2.4x equity gap between low-income and other routes

When I calculated IEI scores for all 25 routes and grouped them by the median household income of the neighborhoods they serve I found that routes serving tracts in the bottom income quartile had an average IEI score 2.4 times higher than routes serving the top income quartile. That gap is the central finding of the project and I think it is the most important number because it puts a specific magnitude on something that was previously just described in general terms.

South LA and East LA routes score highest

When I mapped the results the highest-scoring routes were concentrated in South Los Angeles and East Los Angeles and the reason those corridors score so high is that they run along or parallel to high-volume freight routes like the I-710 and I-110 corridors where diesel truck traffic is especially heavy during morning hours when school buses are running.

Morning routes score 23% higher than afternoon routes on average

What surprised me was how much the time of day mattered. I found that morning routes on the same corridor scored about 23% higher than afternoon routes on average and the reason for that is morning peak traffic is heavier and the thermal inversion layer that forms overnight traps pollutants close to the ground until the atmosphere heats up and mixes mid-morning.

8 routes exceed EPA annual PM2.5 standard on a typical morning

When I compared the segment-level PM2.5 estimates to the EPA annual standard of 9 µg/m³ I found that 8 of the 25 routes had at least one prolonged corridor segment — meaning more than 400 meters — where the estimated concentration exceeded that standard during a typical morning run.

Technical Stack

Layer	Technology
Air quality data pipeline	Python — EPA AQS API, PurpleAir API, pandas for sensor fusion
Route segmentation	Python (Shapely, GeoPandas) — 100m interval point generation
Traffic weighting	Python — Caltrans CSV join, time-of-day factor application
Interactive map	Leaflet.js — route polylines colored by IEI score
Charts & summaries	Chart.js — route comparison bar charts, equity gap visualization
Hosting	GitHub Pages

Reflections

The biggest limitation I want to be upfront about is that I am estimating exposure from stationary sensors and not from sensors actually on the buses. The reason that matters is that air quality inside a moving vehicle can differ from the roadside measurements I used depending on vehicle speed, window position, and the bus's own engine emissions. A more rigorous study would put sensors on the buses themselves but that was outside the scope of what I could do with publicly available data.

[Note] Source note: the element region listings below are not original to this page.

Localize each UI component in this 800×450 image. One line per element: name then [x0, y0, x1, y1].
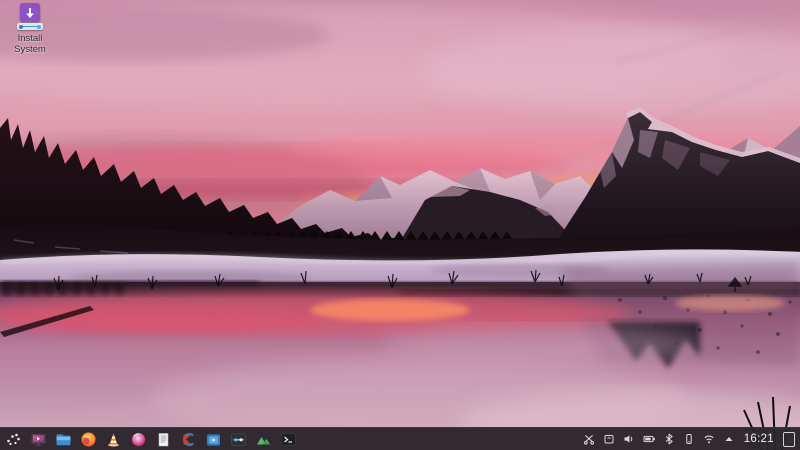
wallpaper [0, 0, 800, 450]
system-tray [583, 433, 736, 446]
volume-icon[interactable] [623, 433, 636, 446]
expand-tray-icon[interactable] [723, 433, 736, 446]
install-system-shortcut[interactable]: Install System [4, 3, 56, 55]
wifi-icon[interactable] [703, 433, 716, 446]
live-installer-display-icon[interactable] [30, 431, 47, 448]
device-notifier-icon[interactable] [603, 433, 616, 446]
file-manager-folder-icon[interactable] [55, 431, 72, 448]
battery-icon[interactable] [643, 433, 656, 446]
lake-water [0, 262, 800, 450]
portable-device-icon[interactable] [683, 433, 696, 446]
install-system-label: Install System [14, 33, 46, 55]
installer-slider-icon [17, 23, 43, 30]
show-desktop-button[interactable] [783, 431, 795, 447]
calligra-icon[interactable] [180, 431, 197, 448]
media-disc-icon[interactable] [130, 431, 147, 448]
firefox-icon[interactable] [80, 431, 97, 448]
clipboard-manager-icon[interactable] [583, 433, 596, 446]
software-box-icon[interactable] [205, 431, 222, 448]
clock[interactable]: 16:21 [744, 433, 774, 445]
install-arrow-icon [20, 3, 40, 22]
app-launcher-icon[interactable] [5, 431, 22, 448]
taskbar-launchers [5, 431, 297, 448]
settings-slider-icon[interactable] [230, 431, 247, 448]
bluetooth-icon[interactable] [663, 433, 676, 446]
taskbar-panel: 16:21 [0, 427, 800, 450]
desktop: Install System 16:21 [0, 0, 800, 450]
image-viewer-icon[interactable] [255, 431, 272, 448]
terminal-icon[interactable] [280, 431, 297, 448]
vlc-icon[interactable] [105, 431, 122, 448]
document-viewer-icon[interactable] [155, 431, 172, 448]
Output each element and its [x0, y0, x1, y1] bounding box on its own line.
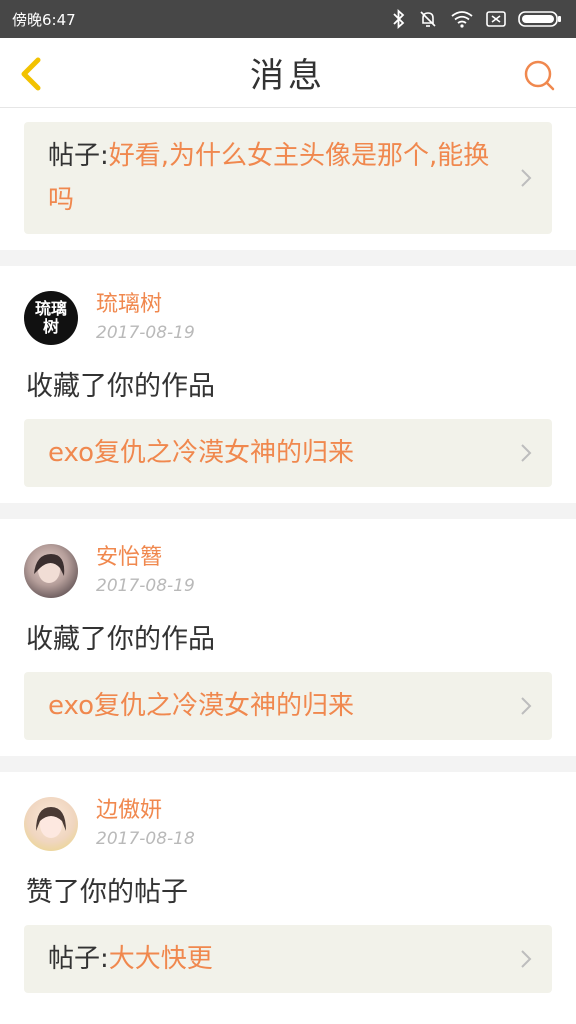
user-meta: 安怡簪 2017-08-19 [96, 543, 195, 599]
wifi-icon [451, 11, 473, 28]
divider [0, 756, 576, 772]
post-card[interactable]: 帖子:大大快更 [24, 925, 552, 993]
user-meta: 边傲妍 2017-08-18 [96, 796, 195, 852]
message-date: 2017-08-19 [96, 576, 195, 596]
battery-icon [518, 11, 561, 27]
search-icon[interactable] [522, 58, 556, 92]
message-date: 2017-08-19 [96, 323, 195, 343]
avatar[interactable]: 琉璃树 [24, 291, 78, 345]
action-text: 收藏了你的作品 [26, 624, 215, 655]
card-text: 好看,为什么女主头像是那个,能换吗 [48, 141, 490, 215]
username[interactable]: 琉璃树 [96, 290, 195, 320]
message-item: 琉璃树 琉璃树 2017-08-19 收藏了你的作品 exo复仇之冷漠女神的归来 [0, 266, 576, 503]
work-card[interactable]: exo复仇之冷漠女神的归来 [24, 419, 552, 487]
avatar-photo [36, 807, 66, 838]
avatar-text: 琉璃树 [34, 299, 67, 336]
sim-icon [486, 11, 506, 27]
avatar[interactable] [24, 544, 78, 598]
message-item: 边傲妍 2017-08-18 赞了你的帖子 帖子:大大快更 [0, 772, 576, 1009]
app-header: 消息 [0, 38, 576, 108]
chevron-right-icon [521, 697, 532, 715]
message-date: 2017-08-18 [96, 829, 195, 849]
status-bar: 傍晚6:47 [0, 0, 576, 38]
card-text: exo复仇之冷漠女神的归来 [48, 691, 355, 721]
action-text: 收藏了你的作品 [26, 371, 215, 402]
user-meta: 琉璃树 2017-08-19 [96, 290, 195, 346]
avatar-photo [34, 554, 65, 583]
status-icons [392, 9, 562, 29]
chevron-right-icon [521, 950, 532, 968]
avatar[interactable] [24, 797, 78, 851]
mute-bell-icon [420, 11, 436, 27]
card-text: exo复仇之冷漠女神的归来 [48, 438, 355, 468]
user-row[interactable]: 边傲妍 2017-08-18 [24, 772, 552, 852]
chevron-right-icon [521, 444, 532, 462]
bluetooth-icon [393, 9, 405, 29]
action-text: 赞了你的帖子 [26, 877, 188, 908]
card-prefix: 帖子: [48, 141, 109, 171]
message-item: 帖子:好看,为什么女主头像是那个,能换吗 [0, 108, 576, 250]
chevron-right-icon [521, 169, 532, 187]
divider [0, 250, 576, 266]
page-title: 消息 [250, 56, 326, 96]
username[interactable]: 安怡簪 [96, 543, 195, 573]
divider [0, 503, 576, 519]
card-prefix: 帖子: [48, 944, 109, 974]
status-time: 傍晚6:47 [12, 10, 76, 29]
card-text: 大大快更 [108, 944, 213, 974]
work-card[interactable]: exo复仇之冷漠女神的归来 [24, 672, 552, 740]
user-row[interactable]: 安怡簪 2017-08-19 [24, 519, 552, 599]
message-item: 安怡簪 2017-08-19 收藏了你的作品 exo复仇之冷漠女神的归来 [0, 519, 576, 756]
post-card[interactable]: 帖子:好看,为什么女主头像是那个,能换吗 [24, 122, 552, 234]
message-feed: 帖子:好看,为什么女主头像是那个,能换吗 琉璃树 琉璃树 2017-08-19 … [0, 108, 576, 1009]
user-row[interactable]: 琉璃树 琉璃树 2017-08-19 [24, 266, 552, 346]
back-arrow-icon[interactable] [14, 54, 50, 94]
username[interactable]: 边傲妍 [96, 796, 195, 826]
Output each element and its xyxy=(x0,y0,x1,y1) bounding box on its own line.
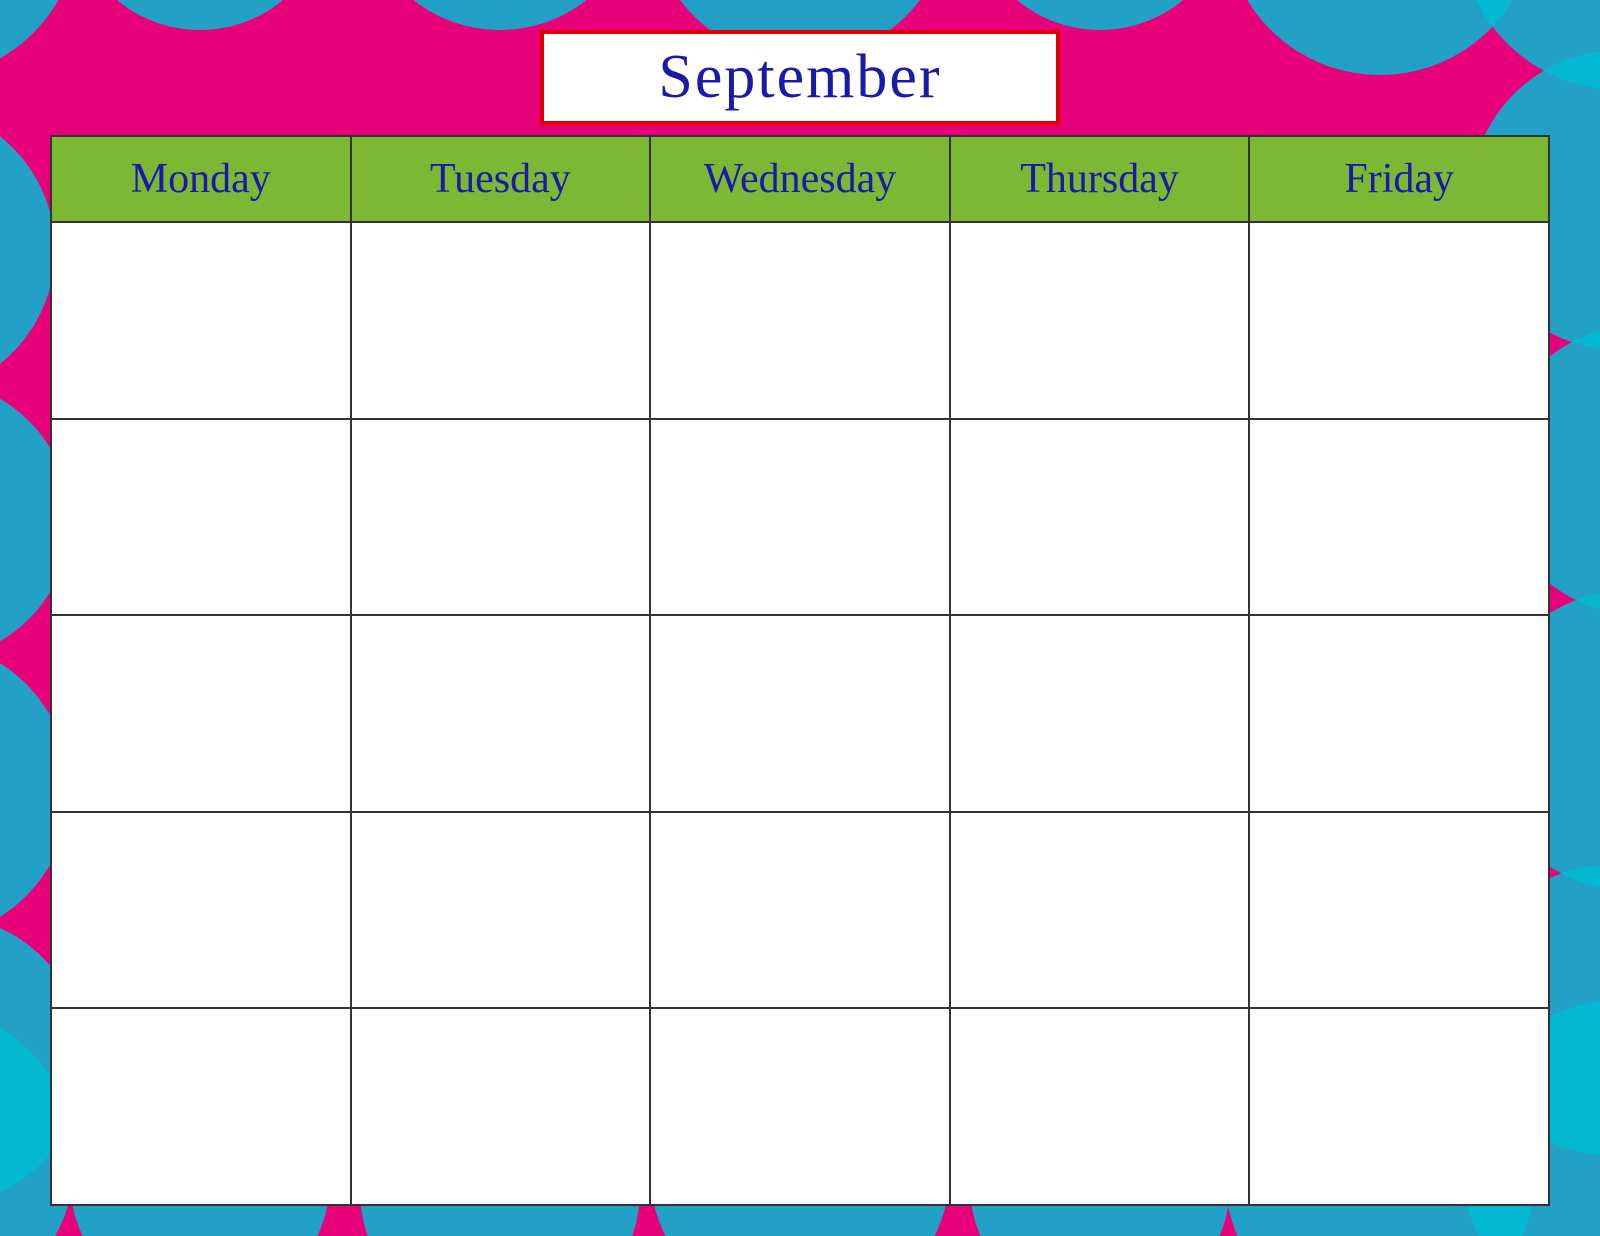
calendar-cell[interactable] xyxy=(1249,419,1549,616)
calendar-body xyxy=(51,222,1549,1205)
calendar-cell[interactable] xyxy=(650,1008,950,1205)
calendar-row xyxy=(51,1008,1549,1205)
calendar-cell[interactable] xyxy=(351,1008,651,1205)
calendar-cell[interactable] xyxy=(1249,1008,1549,1205)
calendar-cell[interactable] xyxy=(950,615,1250,812)
calendar-cell[interactable] xyxy=(650,419,950,616)
calendar-cell[interactable] xyxy=(351,615,651,812)
calendar-cell[interactable] xyxy=(650,615,950,812)
calendar-table: MondayTuesdayWednesdayThursdayFriday xyxy=(50,135,1550,1206)
calendar-cell[interactable] xyxy=(1249,812,1549,1009)
calendar-cell[interactable] xyxy=(351,222,651,419)
calendar-row xyxy=(51,222,1549,419)
calendar-cell[interactable] xyxy=(1249,222,1549,419)
calendar-row xyxy=(51,615,1549,812)
day-header-tuesday: Tuesday xyxy=(351,136,651,222)
calendar-cell[interactable] xyxy=(51,419,351,616)
calendar-row xyxy=(51,812,1549,1009)
day-header-wednesday: Wednesday xyxy=(650,136,950,222)
calendar-cell[interactable] xyxy=(950,1008,1250,1205)
calendar-cell[interactable] xyxy=(51,615,351,812)
calendar-cell[interactable] xyxy=(351,812,651,1009)
calendar-cell[interactable] xyxy=(950,812,1250,1009)
calendar-row xyxy=(51,419,1549,616)
calendar-cell[interactable] xyxy=(950,222,1250,419)
day-header-monday: Monday xyxy=(51,136,351,222)
calendar-cell[interactable] xyxy=(950,419,1250,616)
calendar-cell[interactable] xyxy=(1249,615,1549,812)
day-header-thursday: Thursday xyxy=(950,136,1250,222)
calendar-wrapper: September MondayTuesdayWednesdayThursday… xyxy=(50,30,1550,1206)
month-title: September xyxy=(658,43,941,111)
month-title-container: September xyxy=(540,30,1060,125)
day-header-friday: Friday xyxy=(1249,136,1549,222)
calendar-cell[interactable] xyxy=(51,222,351,419)
header-row: MondayTuesdayWednesdayThursdayFriday xyxy=(51,136,1549,222)
calendar-cell[interactable] xyxy=(650,222,950,419)
calendar-cell[interactable] xyxy=(351,419,651,616)
calendar-cell[interactable] xyxy=(51,1008,351,1205)
calendar-cell[interactable] xyxy=(650,812,950,1009)
calendar-cell[interactable] xyxy=(51,812,351,1009)
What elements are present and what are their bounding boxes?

I also want to be clear that the PurpleAir sensors I used have gaps in spatial coverage and the reason that affects the results is that some 100m segments got their pollution estimate from a sensor that was farther away than I would have liked. I tried to flag high-uncertainty segments in the data but the map does not currently communicate that uncertainty to the user visually which is something I would fix in a future version.

What I took away from building this is that the hardest part of an environmental equity analysis is not finding the disparity — it is being specific about what is causing it and how confident you are in the numbers. I felt like having a concrete index score and a concrete finding (2.4x) made the project more useful than just saying pollution is worse in lower-income neighborhoods which everyone already knows. The point was to put a number on it and show exactly where on the map it happens.